In the Coal House, at the End of the Bed – by Liz McSkeane

In the Coal House, at the End of the Bed

 

Why do women cry?

Can anybody tell me why

do women cry? I’ll tell you.

They cry because

they cry because

they cry

 

now I’m a tree straight and tall in the breeze.

Do I look like a tree?

Do you like them?

I love them.

 

Sometimes I think I don’t have God in my life.

I look and look and sometimes he just isn’t there.

I say to him, howaya, God

I can’t see you

‘cause God is in the coal house

they told me God

is in the coal house

is God.

 

Sometimes I don’t have God in my life

Sometimes I don’t have my bus fare

and then I’m afraid

I’m afraid of being alone.

 

Sometimes I look inside my head to see

sometimes I look inside my head and find

there’s no one there

because I’m on the breeze

because I never learned to be.

 

So instead I thought of two possible answers.

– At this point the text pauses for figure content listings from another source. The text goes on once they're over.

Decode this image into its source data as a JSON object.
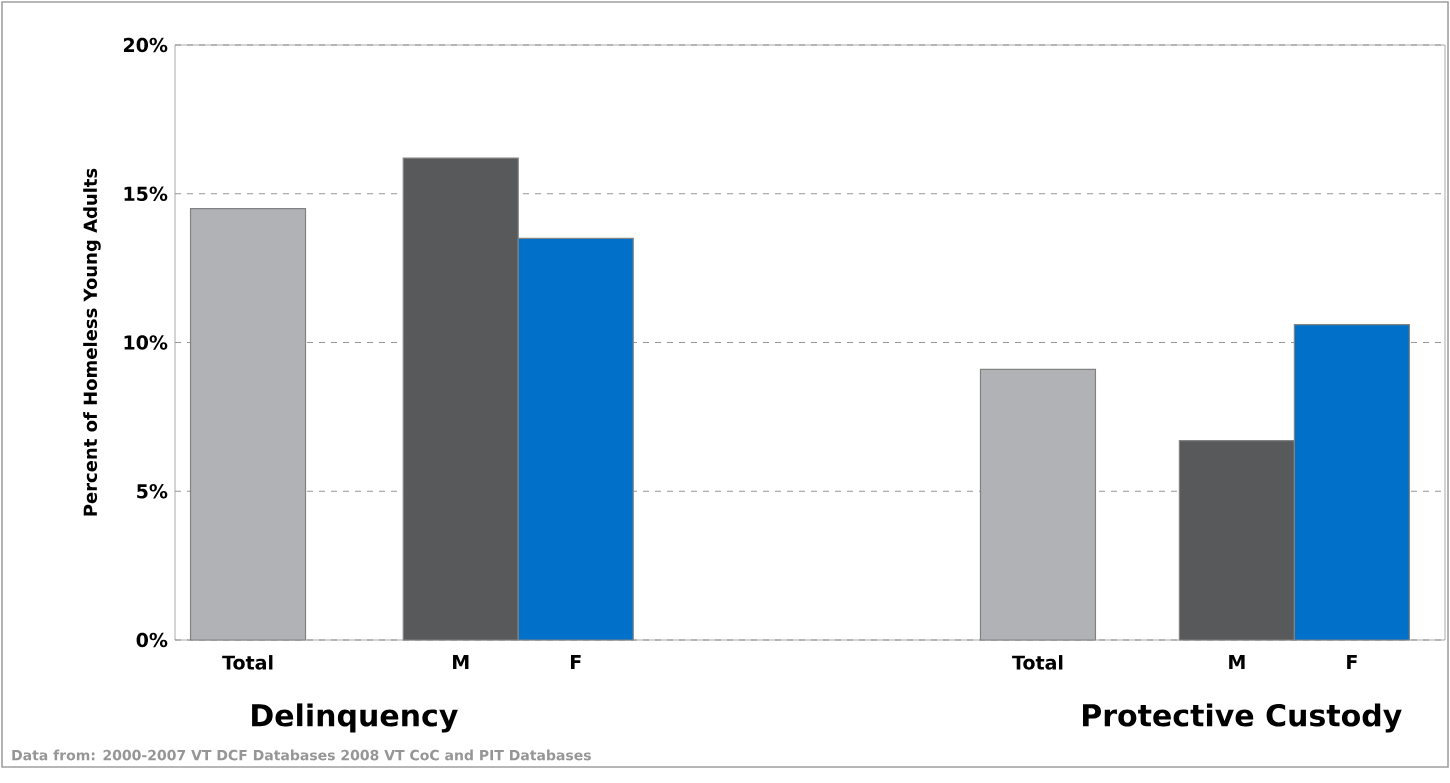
{
  "chart_data": {
    "type": "bar",
    "ylabel": "Percent of Homeless Young Adults",
    "categories": [
      "Total",
      "M",
      "F",
      "Total",
      "M",
      "F"
    ],
    "values": [
      14.5,
      16.2,
      13.5,
      9.1,
      6.7,
      10.6
    ],
    "colors": [
      "#b1b2b6",
      "#58595b",
      "#0070c8",
      "#b1b2b6",
      "#58595b",
      "#0070c8"
    ],
    "ylim": [
      0,
      20
    ],
    "yticks": [
      {
        "value": 0,
        "label": "0%"
      },
      {
        "value": 5,
        "label": "5%"
      },
      {
        "value": 10,
        "label": "10%"
      },
      {
        "value": 15,
        "label": "15%"
      },
      {
        "value": 20,
        "label": "20%"
      }
    ],
    "grid": "y",
    "annotations": [
      "Delinquency",
      "Protective Custody",
      "Data from: 2000-2007 VT DCF Databases 2008 VT CoC and PIT Databases"
    ]
  }
}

God gives or else He gives away.

O God, He gives all right.

He gives life and He gives it

away.  Quick. Very quick.

 

So one day I says to God,

God, as a matter of interest, do you

believe in me?

Know what He said?

Straight out?

Son, says God to me, down at the end of the bed,

to tell you the truth

I don’t     I don’t believe in you at all.

 

Just like that.

 

I love You, God

I love

 

Why are women cowards?

Can anybody tell me?

They’re cowards because they never show themselves.

 

Why don’t you show yourself?

I showed myself

 

but sometimes I don’t have my bus fare

and God is in the coal house

so they told me

God is in the coal house.

Know what God?

You’re an awful auld bollocks.

 

 

From In Flight, Belfast: Lapwing Publications (1995)

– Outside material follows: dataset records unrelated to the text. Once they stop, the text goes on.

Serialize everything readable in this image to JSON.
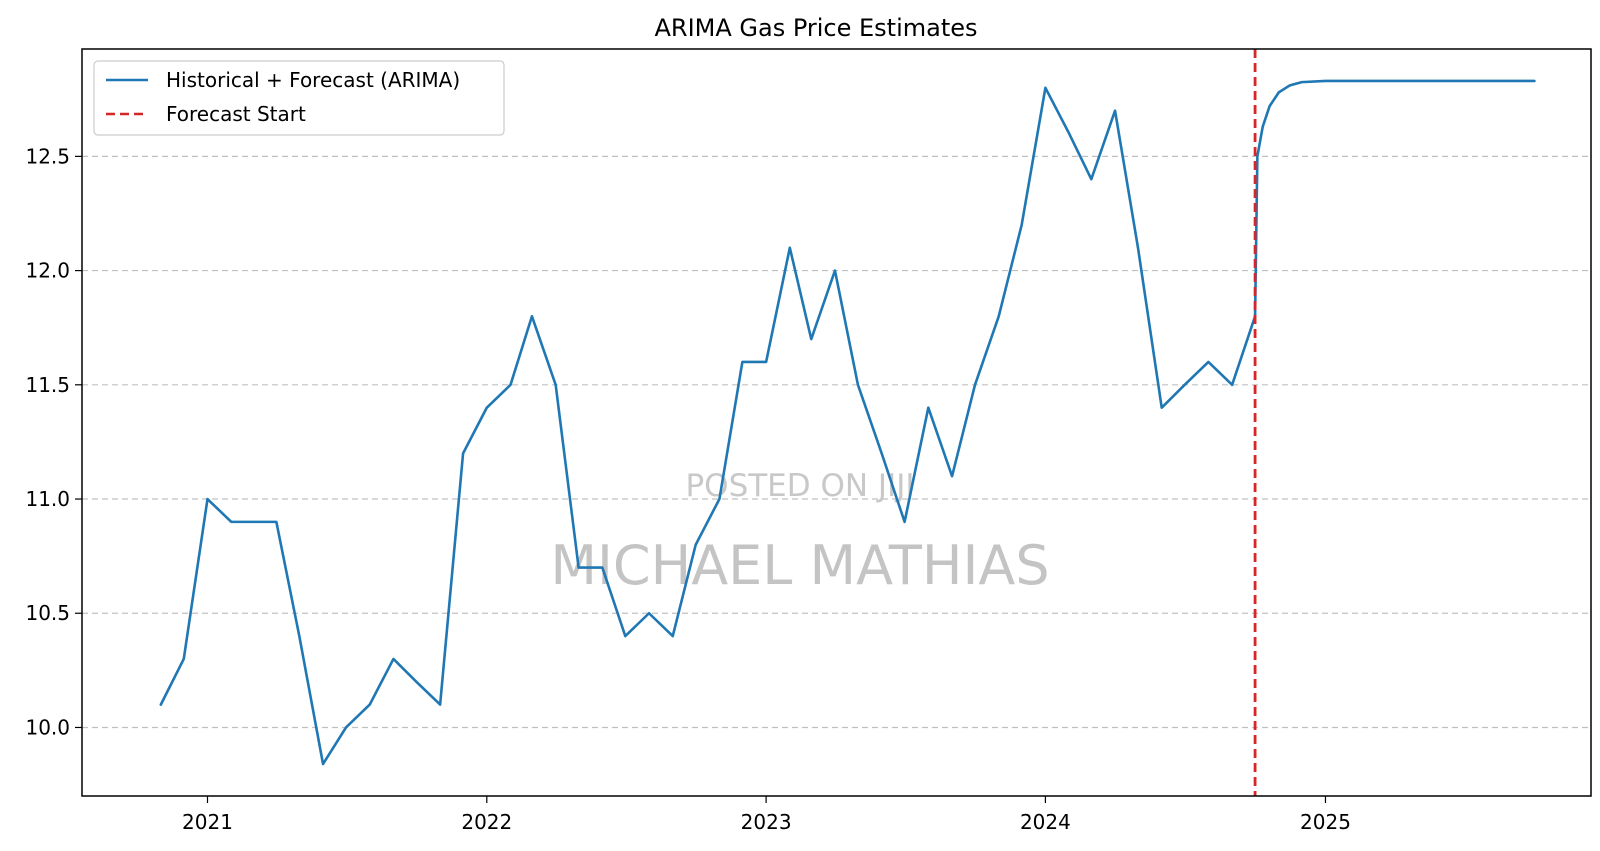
{
  "chart_data": {
    "type": "line",
    "title": "ARIMA Gas Price Estimates",
    "xlabel": "",
    "ylabel": "",
    "xlim": [
      "2020-07-21",
      "2025-12-14"
    ],
    "ylim": [
      9.7,
      12.97
    ],
    "x_ticks": [
      "2021",
      "2022",
      "2023",
      "2024",
      "2025"
    ],
    "y_ticks": [
      "10.0",
      "10.5",
      "11.0",
      "11.5",
      "12.0",
      "12.5"
    ],
    "grid": "horizontal dashed",
    "legend_position": "top-left",
    "colors": {
      "series": "#1f77b4",
      "forecast_start": "#d62728",
      "grid": "#b0b0b0"
    },
    "series": [
      {
        "name": "Historical + Forecast (ARIMA)",
        "points": [
          [
            "2020-11-01",
            10.1
          ],
          [
            "2020-12-01",
            10.3
          ],
          [
            "2021-01-01",
            11.0
          ],
          [
            "2021-02-01",
            10.9
          ],
          [
            "2021-03-01",
            10.9
          ],
          [
            "2021-04-01",
            10.9
          ],
          [
            "2021-05-01",
            10.4
          ],
          [
            "2021-06-01",
            9.84
          ],
          [
            "2021-07-01",
            10.0
          ],
          [
            "2021-08-01",
            10.1
          ],
          [
            "2021-09-01",
            10.3
          ],
          [
            "2021-10-01",
            10.2
          ],
          [
            "2021-11-01",
            10.1
          ],
          [
            "2021-12-01",
            11.2
          ],
          [
            "2022-01-01",
            11.4
          ],
          [
            "2022-02-01",
            11.5
          ],
          [
            "2022-03-01",
            11.8
          ],
          [
            "2022-04-01",
            11.5
          ],
          [
            "2022-05-01",
            10.7
          ],
          [
            "2022-06-01",
            10.7
          ],
          [
            "2022-07-01",
            10.4
          ],
          [
            "2022-08-01",
            10.5
          ],
          [
            "2022-09-01",
            10.4
          ],
          [
            "2022-10-01",
            10.8
          ],
          [
            "2022-11-01",
            11.0
          ],
          [
            "2022-12-01",
            11.6
          ],
          [
            "2023-01-01",
            11.6
          ],
          [
            "2023-02-01",
            12.1
          ],
          [
            "2023-03-01",
            11.7
          ],
          [
            "2023-04-01",
            12.0
          ],
          [
            "2023-05-01",
            11.5
          ],
          [
            "2023-06-01",
            11.2
          ],
          [
            "2023-07-01",
            10.9
          ],
          [
            "2023-08-01",
            11.4
          ],
          [
            "2023-09-01",
            11.1
          ],
          [
            "2023-10-01",
            11.5
          ],
          [
            "2023-11-01",
            11.8
          ],
          [
            "2023-12-01",
            12.2
          ],
          [
            "2024-01-01",
            12.8
          ],
          [
            "2024-02-01",
            12.6
          ],
          [
            "2024-03-01",
            12.4
          ],
          [
            "2024-04-01",
            12.7
          ],
          [
            "2024-05-01",
            12.1
          ],
          [
            "2024-06-01",
            11.4
          ],
          [
            "2024-07-01",
            11.5
          ],
          [
            "2024-08-01",
            11.6
          ],
          [
            "2024-09-01",
            11.5
          ],
          [
            "2024-10-01",
            11.8
          ],
          [
            "2024-10-04",
            12.5
          ],
          [
            "2024-10-11",
            12.63
          ],
          [
            "2024-10-20",
            12.72
          ],
          [
            "2024-11-01",
            12.78
          ],
          [
            "2024-11-15",
            12.81
          ],
          [
            "2024-12-01",
            12.825
          ],
          [
            "2025-01-01",
            12.83
          ],
          [
            "2025-04-01",
            12.83
          ],
          [
            "2025-07-01",
            12.83
          ],
          [
            "2025-10-01",
            12.83
          ]
        ]
      }
    ],
    "reference_lines": [
      {
        "name": "Forecast Start",
        "x": "2024-10-01",
        "style": "dashed"
      }
    ],
    "watermark": {
      "line1": "POSTED ON JIJI",
      "line2": "MICHAEL MATHIAS"
    }
  }
}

Liz McSkeane is a poet and short story writer whose work has been published in many journals and anthologies. She has published two books of poetry: In Flight (Lapwing, 1995), and Snow at the Opera House (New Island, 2002). In 1999 she won the Sunday Tribune/Hennessy New Irish Writer of the Year award. She is currently writing a novel about the life of St. John of the Cross.